The more successful we got, the bolder we got. We’d squirt seltzer on each other (and the audience); we’d dump pitchers of water on each other—and the audience. The audience howled.

Please realize that these were very uncertain times. No matter how many images you conjure of the triumphant armies marching home, the sailor kissing the girl in Times Square, the years just after the war were dark and uncertain ones. Millions had been killed and maimed. Russian communism was looking like a very bad thing. Nuclear weapons were being tested. The Red Scares were beginning.

Meanwhile, our G.I.s, back from the war, were encouraged to embrace peace and prosperity. Everybody was supposed to get into harness and turn the U.S.A. into paradise on earth. There was a lot of unease and rebellion just under the country’s placid surface.

And so the sight of two grown men in a nightclub squirting water at each other and making silly jokes was a very welcome one. But our appeal went way beyond that.

What audiences saw, in a time of people hating each other, was the look in Dean’s eyes as he watched me wreak havoc. It was the look in my eyes as I watched him sing and be so perfect. You can’t fake that, nor was there any need to disguise it.

And people got it. Instantly, on a gut level. Our audiences had grown up with great comedy teams: Laurel and Hardy. Abbott and Costello. Hope and Crosby. Bob and Bing were the most modern team of the bunch, and in a way, even when we were just starting out, Dean and I were going up against them. But from the word go—in my mind—there was no contest.

Bob Hope was a great monologist and Bing Crosby was a great singer. Their “Road” pictures for Paramount were a huge success. (And an accidental one: Paramount had thrown that first script at them, Road to Singapore, in 1940, because the studio had nothing else to give them.) But everything they did together was totally scripted, even the live performances, and I don’t think the two men particularly liked each other, and I believe that deep down, it showed. The audiences laughed because the material was funny and the performers were skilled. But Hope and Crosby never generated anything like the hysteria that Dean and I did, and that was because we had that X factor, the powerful feeling between us.

And it really was an X factor, a kind of mystery.

The world of show business was so much smaller then than it is today.
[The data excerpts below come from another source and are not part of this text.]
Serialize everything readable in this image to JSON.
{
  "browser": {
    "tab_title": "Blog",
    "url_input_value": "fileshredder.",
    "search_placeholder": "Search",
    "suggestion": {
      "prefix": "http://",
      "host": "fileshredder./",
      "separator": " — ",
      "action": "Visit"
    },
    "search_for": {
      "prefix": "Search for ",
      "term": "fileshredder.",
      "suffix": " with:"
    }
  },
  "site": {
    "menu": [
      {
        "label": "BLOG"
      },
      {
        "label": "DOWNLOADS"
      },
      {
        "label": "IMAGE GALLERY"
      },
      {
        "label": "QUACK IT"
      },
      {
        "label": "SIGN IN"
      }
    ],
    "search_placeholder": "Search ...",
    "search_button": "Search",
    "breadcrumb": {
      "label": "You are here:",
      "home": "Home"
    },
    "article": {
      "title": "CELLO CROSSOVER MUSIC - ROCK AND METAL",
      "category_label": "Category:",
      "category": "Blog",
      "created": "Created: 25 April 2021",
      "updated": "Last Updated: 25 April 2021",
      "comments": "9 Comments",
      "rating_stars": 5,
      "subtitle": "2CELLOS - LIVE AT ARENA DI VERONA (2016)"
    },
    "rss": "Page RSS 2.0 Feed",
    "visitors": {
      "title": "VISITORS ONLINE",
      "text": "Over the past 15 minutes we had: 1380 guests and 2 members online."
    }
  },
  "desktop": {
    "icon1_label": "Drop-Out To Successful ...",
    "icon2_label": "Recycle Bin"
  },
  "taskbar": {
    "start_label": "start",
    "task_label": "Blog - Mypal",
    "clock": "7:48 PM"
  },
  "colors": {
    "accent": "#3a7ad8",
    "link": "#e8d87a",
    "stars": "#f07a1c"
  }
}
Word of mouth didn’t just shoot up and down the Boardwalk in Atlantic City, but up and down the Eastern Seaboard. So as soon as Dean and I hit big at the 500 Club, word about the new hot guys traveled at lightning speed to New York City, and agents and managers and performers hustled down to catch our act.

They realized we were a hit, but they all left scratching their heads: What is it that these guys do?

The news, and the mystery, got around fast. So fast that when we actually arrived in Manhattan for the first time as Martin and Lewis, we were instant celebrities. There was a ton of curiosity about us—and a ton of confusion.

You remember I mentioned Sunday nights, Celebrity Nights, at Leon and Eddie’s, the Fifty-second Street club? Only a few months earlier, Dean and I had gone there to star-gaze; now we figured it was our time to step up. So one night after our second show at the Havana-Madrid, we strolled across town.

The celebrity show at Leon and Eddie’s usually began about 3:15 A.M.; Dean and I walked in around 3:20—and immediately found ourselves in the midst of Showbiz Central. Milton Berle was on stage, getting heckled by Red Buttons, Jack Carter, Henny Youngman, Morey Amsterdam, Buddy and Jerry Lester, Alan King, Sonny King, the Ritz Brothers, Danny Kaye, Harvey Stone, Pupi Campo, Shecky Greene, Buddy Hackett, Joey Bishop, Tony Martin . . . More names than I’ve got type for.

With Sophie Tucker. She wasn’t sure who she’d go home with.

It was an incredible, once-in-a-lifetime experience.